Bretton Woods II
The second flawed monetary union is at the heart of the current international monetary system: the so-called Bretton Woods II arrangement, which is centred on China and the United States.
The current international monetary system is a hybrid of, on the one hand, mainly major advanced economies with floating exchange rates and liberalised capital flows and, on the other, a group of countries that actively manage their exchange rates. The result is a system that does not facilitate timely and symmetric adjustment to shocks or structural change. For example, despite its economic miracle, China’s real exchange rate did not appreciate in the two decades before the global financial crisis.
In the decade before the crisis erupted, China’s relentless accumulation of reserves contributed to low real interest rates and, for a time, subdued macroeconomic volatility.
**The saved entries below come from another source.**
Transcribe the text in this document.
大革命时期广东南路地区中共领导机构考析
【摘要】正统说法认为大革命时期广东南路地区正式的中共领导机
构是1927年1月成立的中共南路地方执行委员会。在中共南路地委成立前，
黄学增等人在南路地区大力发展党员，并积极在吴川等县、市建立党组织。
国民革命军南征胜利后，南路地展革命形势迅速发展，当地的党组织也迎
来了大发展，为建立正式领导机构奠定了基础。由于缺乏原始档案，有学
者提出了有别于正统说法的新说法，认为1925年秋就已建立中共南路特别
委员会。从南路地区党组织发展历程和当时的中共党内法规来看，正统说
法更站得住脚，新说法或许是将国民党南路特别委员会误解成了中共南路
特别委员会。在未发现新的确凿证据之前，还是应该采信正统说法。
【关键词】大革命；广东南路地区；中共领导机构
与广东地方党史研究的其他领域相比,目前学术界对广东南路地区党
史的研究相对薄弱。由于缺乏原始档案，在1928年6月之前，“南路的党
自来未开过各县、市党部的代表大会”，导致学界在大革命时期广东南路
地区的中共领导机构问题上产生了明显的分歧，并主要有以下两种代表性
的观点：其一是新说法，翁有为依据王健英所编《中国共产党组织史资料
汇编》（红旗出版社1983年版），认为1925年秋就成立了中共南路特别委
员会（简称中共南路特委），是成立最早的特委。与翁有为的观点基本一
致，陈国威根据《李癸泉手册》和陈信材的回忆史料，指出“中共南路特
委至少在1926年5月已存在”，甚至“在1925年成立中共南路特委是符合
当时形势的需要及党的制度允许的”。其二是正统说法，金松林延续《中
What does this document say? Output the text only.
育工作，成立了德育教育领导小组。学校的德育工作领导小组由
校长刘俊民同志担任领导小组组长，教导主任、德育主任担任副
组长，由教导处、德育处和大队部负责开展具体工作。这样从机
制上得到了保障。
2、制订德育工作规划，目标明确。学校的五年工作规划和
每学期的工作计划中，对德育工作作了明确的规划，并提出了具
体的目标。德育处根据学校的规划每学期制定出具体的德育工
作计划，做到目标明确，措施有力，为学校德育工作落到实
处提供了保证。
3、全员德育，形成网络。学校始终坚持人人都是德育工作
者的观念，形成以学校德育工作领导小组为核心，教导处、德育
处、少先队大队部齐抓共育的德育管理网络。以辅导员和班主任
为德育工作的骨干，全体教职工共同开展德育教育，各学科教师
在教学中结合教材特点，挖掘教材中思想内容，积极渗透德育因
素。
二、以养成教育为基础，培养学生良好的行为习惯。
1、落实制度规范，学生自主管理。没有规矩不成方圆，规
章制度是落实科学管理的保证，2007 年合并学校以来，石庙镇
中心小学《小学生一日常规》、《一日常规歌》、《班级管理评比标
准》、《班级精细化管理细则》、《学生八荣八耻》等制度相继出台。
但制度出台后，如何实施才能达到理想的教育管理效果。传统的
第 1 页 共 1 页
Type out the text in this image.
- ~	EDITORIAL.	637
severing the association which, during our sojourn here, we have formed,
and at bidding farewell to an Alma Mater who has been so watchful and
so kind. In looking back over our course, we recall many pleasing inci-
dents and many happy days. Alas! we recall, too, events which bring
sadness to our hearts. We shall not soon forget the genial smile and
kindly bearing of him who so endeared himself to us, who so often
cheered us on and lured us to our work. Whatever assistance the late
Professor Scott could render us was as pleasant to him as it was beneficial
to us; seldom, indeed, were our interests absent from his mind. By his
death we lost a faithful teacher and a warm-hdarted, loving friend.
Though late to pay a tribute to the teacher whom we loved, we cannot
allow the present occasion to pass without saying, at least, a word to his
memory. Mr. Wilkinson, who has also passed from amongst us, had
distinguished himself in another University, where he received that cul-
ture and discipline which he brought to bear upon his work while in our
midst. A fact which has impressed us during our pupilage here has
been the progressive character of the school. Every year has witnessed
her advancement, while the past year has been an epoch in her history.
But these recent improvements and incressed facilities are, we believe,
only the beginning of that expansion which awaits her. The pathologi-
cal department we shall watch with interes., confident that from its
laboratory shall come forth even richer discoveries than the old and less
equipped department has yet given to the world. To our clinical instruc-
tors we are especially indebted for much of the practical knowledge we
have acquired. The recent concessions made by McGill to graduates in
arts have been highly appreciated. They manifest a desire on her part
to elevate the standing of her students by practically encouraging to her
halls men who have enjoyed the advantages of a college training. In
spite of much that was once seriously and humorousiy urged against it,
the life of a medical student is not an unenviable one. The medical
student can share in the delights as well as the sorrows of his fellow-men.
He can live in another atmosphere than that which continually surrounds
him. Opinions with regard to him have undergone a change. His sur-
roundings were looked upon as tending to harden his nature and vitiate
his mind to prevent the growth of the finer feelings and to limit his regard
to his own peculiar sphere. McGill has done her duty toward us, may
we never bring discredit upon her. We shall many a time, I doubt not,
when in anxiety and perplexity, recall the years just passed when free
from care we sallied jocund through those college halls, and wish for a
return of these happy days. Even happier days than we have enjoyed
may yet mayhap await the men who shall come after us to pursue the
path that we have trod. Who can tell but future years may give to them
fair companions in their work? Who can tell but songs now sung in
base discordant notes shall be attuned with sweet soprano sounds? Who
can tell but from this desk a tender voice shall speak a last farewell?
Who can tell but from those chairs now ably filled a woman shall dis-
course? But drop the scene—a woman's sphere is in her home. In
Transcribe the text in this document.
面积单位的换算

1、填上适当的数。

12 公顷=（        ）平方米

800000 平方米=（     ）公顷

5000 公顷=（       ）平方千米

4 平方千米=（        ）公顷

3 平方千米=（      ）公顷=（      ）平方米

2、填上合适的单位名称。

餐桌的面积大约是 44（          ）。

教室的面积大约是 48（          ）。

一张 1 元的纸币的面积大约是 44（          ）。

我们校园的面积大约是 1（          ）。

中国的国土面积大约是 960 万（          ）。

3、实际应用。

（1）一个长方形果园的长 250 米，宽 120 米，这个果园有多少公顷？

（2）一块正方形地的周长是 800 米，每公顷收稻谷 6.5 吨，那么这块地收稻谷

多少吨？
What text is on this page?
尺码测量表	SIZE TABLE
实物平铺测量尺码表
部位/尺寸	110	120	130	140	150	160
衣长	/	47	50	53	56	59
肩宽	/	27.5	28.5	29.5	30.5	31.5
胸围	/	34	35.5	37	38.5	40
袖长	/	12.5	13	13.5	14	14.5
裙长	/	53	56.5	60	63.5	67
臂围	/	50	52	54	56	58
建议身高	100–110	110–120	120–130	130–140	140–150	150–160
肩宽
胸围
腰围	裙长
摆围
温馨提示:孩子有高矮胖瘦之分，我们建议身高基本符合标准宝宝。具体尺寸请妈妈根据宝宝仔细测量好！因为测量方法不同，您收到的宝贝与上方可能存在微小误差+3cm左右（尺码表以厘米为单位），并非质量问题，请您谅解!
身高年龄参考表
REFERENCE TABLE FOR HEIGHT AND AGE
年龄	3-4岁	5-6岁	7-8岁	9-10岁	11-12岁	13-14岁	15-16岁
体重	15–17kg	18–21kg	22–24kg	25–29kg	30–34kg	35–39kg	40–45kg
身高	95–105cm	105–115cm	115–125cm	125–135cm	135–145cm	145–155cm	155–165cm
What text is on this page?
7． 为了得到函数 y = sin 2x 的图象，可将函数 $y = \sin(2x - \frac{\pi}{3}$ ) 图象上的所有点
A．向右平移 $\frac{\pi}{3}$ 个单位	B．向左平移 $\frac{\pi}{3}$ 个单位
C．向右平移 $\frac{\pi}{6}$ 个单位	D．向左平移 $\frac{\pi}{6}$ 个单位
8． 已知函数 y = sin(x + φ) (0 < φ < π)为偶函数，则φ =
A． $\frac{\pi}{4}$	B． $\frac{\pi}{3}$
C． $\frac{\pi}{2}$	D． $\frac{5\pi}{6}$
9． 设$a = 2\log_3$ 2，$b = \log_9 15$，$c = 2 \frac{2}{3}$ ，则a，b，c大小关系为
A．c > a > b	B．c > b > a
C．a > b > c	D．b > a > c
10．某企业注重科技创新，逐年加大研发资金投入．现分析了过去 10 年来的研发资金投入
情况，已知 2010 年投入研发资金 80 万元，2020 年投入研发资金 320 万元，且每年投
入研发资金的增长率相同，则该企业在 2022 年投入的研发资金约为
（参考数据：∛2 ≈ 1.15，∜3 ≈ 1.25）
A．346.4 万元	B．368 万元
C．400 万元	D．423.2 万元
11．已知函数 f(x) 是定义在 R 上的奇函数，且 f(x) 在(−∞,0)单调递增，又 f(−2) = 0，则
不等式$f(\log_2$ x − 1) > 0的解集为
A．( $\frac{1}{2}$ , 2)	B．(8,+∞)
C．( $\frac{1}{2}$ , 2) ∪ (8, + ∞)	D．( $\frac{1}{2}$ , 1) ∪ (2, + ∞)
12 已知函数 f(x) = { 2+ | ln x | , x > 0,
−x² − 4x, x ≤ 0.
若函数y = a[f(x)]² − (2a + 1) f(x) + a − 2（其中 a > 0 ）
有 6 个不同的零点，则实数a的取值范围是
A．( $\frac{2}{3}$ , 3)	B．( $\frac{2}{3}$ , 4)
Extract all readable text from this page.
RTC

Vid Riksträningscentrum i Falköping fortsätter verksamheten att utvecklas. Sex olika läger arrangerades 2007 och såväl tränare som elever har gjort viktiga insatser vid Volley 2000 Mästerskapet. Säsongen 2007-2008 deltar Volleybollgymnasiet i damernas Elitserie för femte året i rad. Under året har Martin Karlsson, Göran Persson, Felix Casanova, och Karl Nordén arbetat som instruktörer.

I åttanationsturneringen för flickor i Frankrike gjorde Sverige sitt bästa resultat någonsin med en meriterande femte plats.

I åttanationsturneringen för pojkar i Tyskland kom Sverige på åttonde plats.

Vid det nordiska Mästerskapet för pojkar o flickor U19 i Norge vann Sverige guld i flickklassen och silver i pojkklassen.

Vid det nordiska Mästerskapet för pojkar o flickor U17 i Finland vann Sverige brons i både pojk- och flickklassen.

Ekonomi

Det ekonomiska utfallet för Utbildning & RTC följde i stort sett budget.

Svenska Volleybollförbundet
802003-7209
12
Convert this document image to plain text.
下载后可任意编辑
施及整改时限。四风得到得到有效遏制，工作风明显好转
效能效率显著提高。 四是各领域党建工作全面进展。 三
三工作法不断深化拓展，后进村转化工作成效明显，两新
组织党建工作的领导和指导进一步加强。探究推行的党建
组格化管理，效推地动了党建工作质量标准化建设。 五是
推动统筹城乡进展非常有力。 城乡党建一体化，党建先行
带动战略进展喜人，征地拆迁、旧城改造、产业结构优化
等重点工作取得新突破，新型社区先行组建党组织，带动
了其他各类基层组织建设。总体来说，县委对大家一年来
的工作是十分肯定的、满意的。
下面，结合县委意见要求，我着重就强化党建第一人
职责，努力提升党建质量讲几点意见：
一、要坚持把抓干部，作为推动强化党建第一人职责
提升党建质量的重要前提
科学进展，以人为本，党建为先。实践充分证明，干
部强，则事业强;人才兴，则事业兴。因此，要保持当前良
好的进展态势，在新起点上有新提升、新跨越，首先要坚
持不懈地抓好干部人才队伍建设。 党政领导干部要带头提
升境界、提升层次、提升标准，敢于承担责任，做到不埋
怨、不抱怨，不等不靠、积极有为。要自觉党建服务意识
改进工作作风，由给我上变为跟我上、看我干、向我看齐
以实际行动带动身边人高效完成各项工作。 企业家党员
Market participants increasingly assumed this stable macroeconomic environment would persist—prompting a search for yield, rising leverage and a dramatic underpricing of risks.
When combined with inadequate supervision of the financial system and ill-conceived deregulation of housing and financial markets, U.S. private non-financial debt quickly rose to levels last seen during the Great Depression.
With 20% of global output, the United States imported 60% of global capital (on a net basis) on the eve of the crisis. This would not have been a problem if this capital had been invested in expanding productive capacity. Unfortunately, not enough of it was.
Now, the debt cycle has decisively turned. Creditors demand repayment, and global growth will require global rebalancing.